There have been occasions, though, when a dog has mistakenly bitten the officer when he and the suspect are tussling, so officers are taught that, when they call their dog out of a car during a skirmish, they are to push themselves away from the suspect so the dog can properly identify and go after his target.

Dog’s Reward Is a Bite

To teach a dog to search for a suspect, whether in an open field or inside a building, it is allowed first to bite its subject. That person then hides, the dog is given the command to bite, and is taken by leash to possible hiding places. “We take him from hiding place to hiding place until he smells the person, then we give him his reward--he bites,” Johnson said. By extension, the dog learns that, when given the search command, he may find someone to bite at the other end.

Advertisement

Since police don’t always want the dog to bite the subject in hiding, the dog also learns another command to simply “alert” his handler when he has found the subject, without sinking his teeth into him.

Dogs that smell for narcotics or explosives are trained by having their favorite toy wrapped up with a pinch of plastic explosives, gunpowder or drugs--whether marijuana, cocaine or heroine. The dogs come to associate those smells with their toys and, eventually, learn not to smell for the toy but for the explosives or drugs themselves.

During training, the caches are hidden in areas filled with other smells--Johnson uses a tool shed filled with paints and solvents, for instance--so the animals learn to make the proper distinction. Johnson even puts out dog food and trains the dog to ignore the meat. “We don’t want a dog going into someone’s house and being distracted by the smells in a kitchen,” Johnson said.

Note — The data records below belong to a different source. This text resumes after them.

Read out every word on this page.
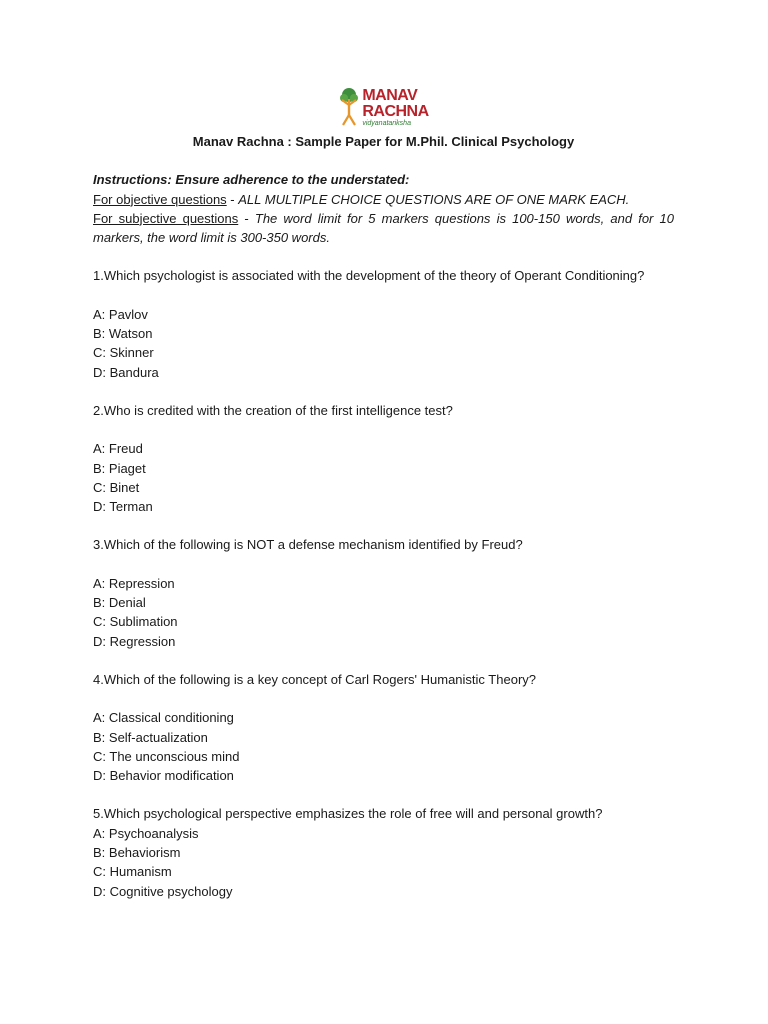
MANAV
RACHNA
vidyanatariksha

Manav Rachna : Sample Paper for M.Phil. Clinical Psychology

Instructions: Ensure adherence to the understated:

For objective questions - ALL MULTIPLE CHOICE QUESTIONS ARE OF ONE MARK EACH.

For subjective questions - The word limit for 5 markers questions is 100-150 words, and for 10 markers, the word limit is 300-350 words.

1.Which psychologist is associated with the development of the theory of Operant Conditioning?

A: Pavlov

B: Watson

C: Skinner

D: Bandura

2.Who is credited with the creation of the first intelligence test?

A: Freud

B: Piaget

C: Binet

D: Terman

3.Which of the following is NOT a defense mechanism identified by Freud?

A: Repression

B: Denial

C: Sublimation

D: Regression

4.Which of the following is a key concept of Carl Rogers' Humanistic Theory?

A: Classical conditioning

B: Self-actualization

C: The unconscious mind

D: Behavior modification

5.Which psychological perspective emphasizes the role of free will and personal growth?

A: Psychoanalysis

B: Behaviorism

C: Humanism

D: Cognitive psychology
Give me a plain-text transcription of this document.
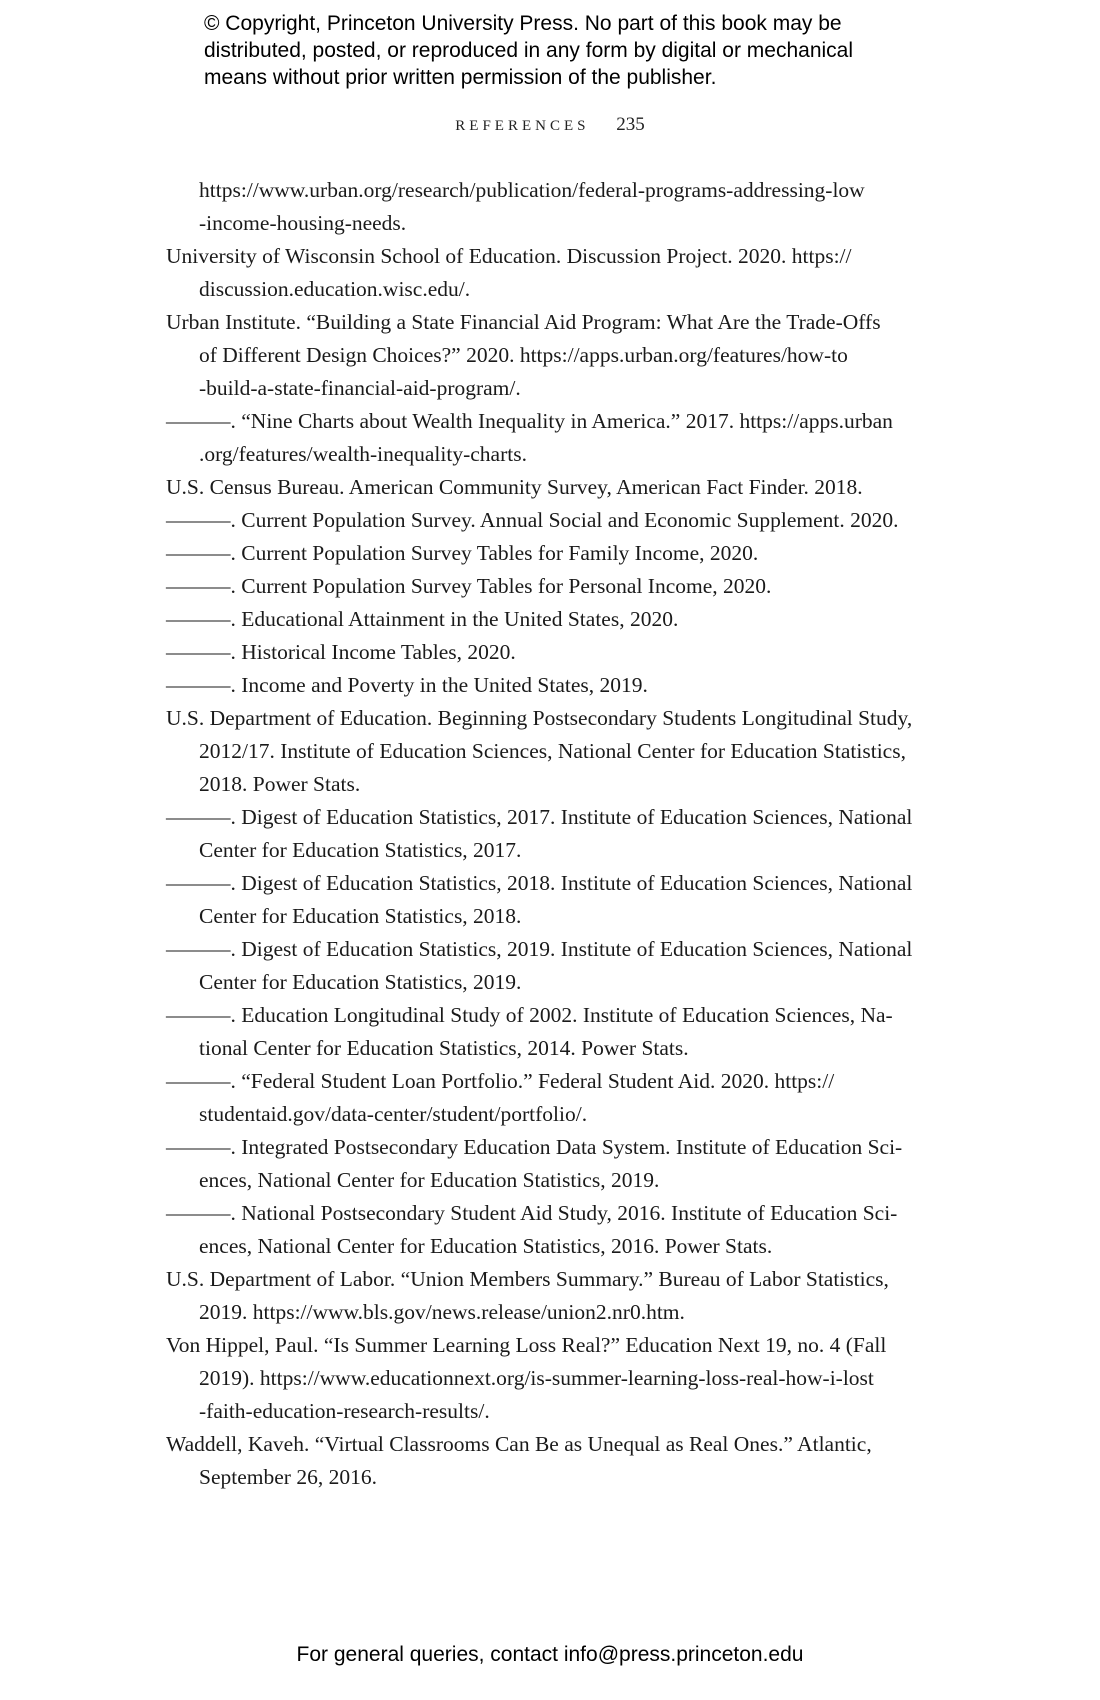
© Copyright, Princeton University Press. No part of this book may be
distributed, posted, or reproduced in any form by digital or mechanical
means without prior written permission of the publisher.
REFERENCES 235
https://www.urban.org/research/publication/federal-programs-addressing-low
-income-housing-needs.
University of Wisconsin School of Education. Discussion Project. 2020. https://
discussion.education.wisc.edu/.
Urban Institute. “Building a State Financial Aid Program: What Are the Trade-Offs
of Different Design Choices?” 2020. https://apps.urban.org/features/how-to
-build-a-state-financial-aid-program/.
———. “Nine Charts about Wealth Inequality in America.” 2017. https://apps.urban
.org/features/wealth-inequality-charts.
U.S. Census Bureau. American Community Survey, American Fact Finder. 2018.
———. Current Population Survey. Annual Social and Economic Supplement. 2020.
———. Current Population Survey Tables for Family Income, 2020.
———. Current Population Survey Tables for Personal Income, 2020.
———. Educational Attainment in the United States, 2020.
———. Historical Income Tables, 2020.
———. Income and Poverty in the United States, 2019.
U.S. Department of Education. Beginning Postsecondary Students Longitudinal Study,
2012/17. Institute of Education Sciences, National Center for Education Statistics,
2018. Power Stats.
———. Digest of Education Statistics, 2017. Institute of Education Sciences, National
Center for Education Statistics, 2017.
———. Digest of Education Statistics, 2018. Institute of Education Sciences, National
Center for Education Statistics, 2018.
———. Digest of Education Statistics, 2019. Institute of Education Sciences, National
Center for Education Statistics, 2019.
———. Education Longitudinal Study of 2002. Institute of Education Sciences, Na-
tional Center for Education Statistics, 2014. Power Stats.
———. “Federal Student Loan Portfolio.” Federal Student Aid. 2020. https://
studentaid.gov/data-center/student/portfolio/.
———. Integrated Postsecondary Education Data System. Institute of Education Sci-
ences, National Center for Education Statistics, 2019.
———. National Postsecondary Student Aid Study, 2016. Institute of Education Sci-
ences, National Center for Education Statistics, 2016. Power Stats.
U.S. Department of Labor. “Union Members Summary.” Bureau of Labor Statistics,
2019. https://www.bls.gov/news.release/union2.nr0.htm.
Von Hippel, Paul. “Is Summer Learning Loss Real?” Education Next 19, no. 4 (Fall
2019). https://www.educationnext.org/is-summer-learning-loss-real-how-i-lost
-faith-education-research-results/.
Waddell, Kaveh. “Virtual Classrooms Can Be as Unequal as Real Ones.” Atlantic,
September 26, 2016.
For general queries, contact info@press.princeton.edu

So sensitive is a dog’s nose that it can even detect the residue of drugs on currency--a delight to law enforcement agencies because they are allowed to seize money that is used in the drug business.

Sniffing Out Explosives

Explosives dogs--the trickiest to train--are further taught that, when they pick up the appropriate smell during their search, they are not to become hyper over it, but to passively alert their handler, perhaps by sitting at attention. Unlike drug searches, in which a dog may scrape and claw away until he gets to the drugs, explosive-sniffing dogs are taught only to detect the smell without pursuing it further.

Not all dogs pass the training. “We had a super dog that wouldn’t release his bite in training. We had to let him go,” Johnson said. “We had another dog that wouldn’t attack even when you beat him over the head with a bag, but he had one super nose, so we turned him into a drug dog.”

Advertisement

The dog may complete his training in a matter of weeks, Johnson said, “but we don’t consider them real police dogs until they’ve been out on the streets for a year. It’s like a police officer--he may graduate from the academy with his skills down in theory, but he won’t be a streetwise cop until he’s been out there for a while.”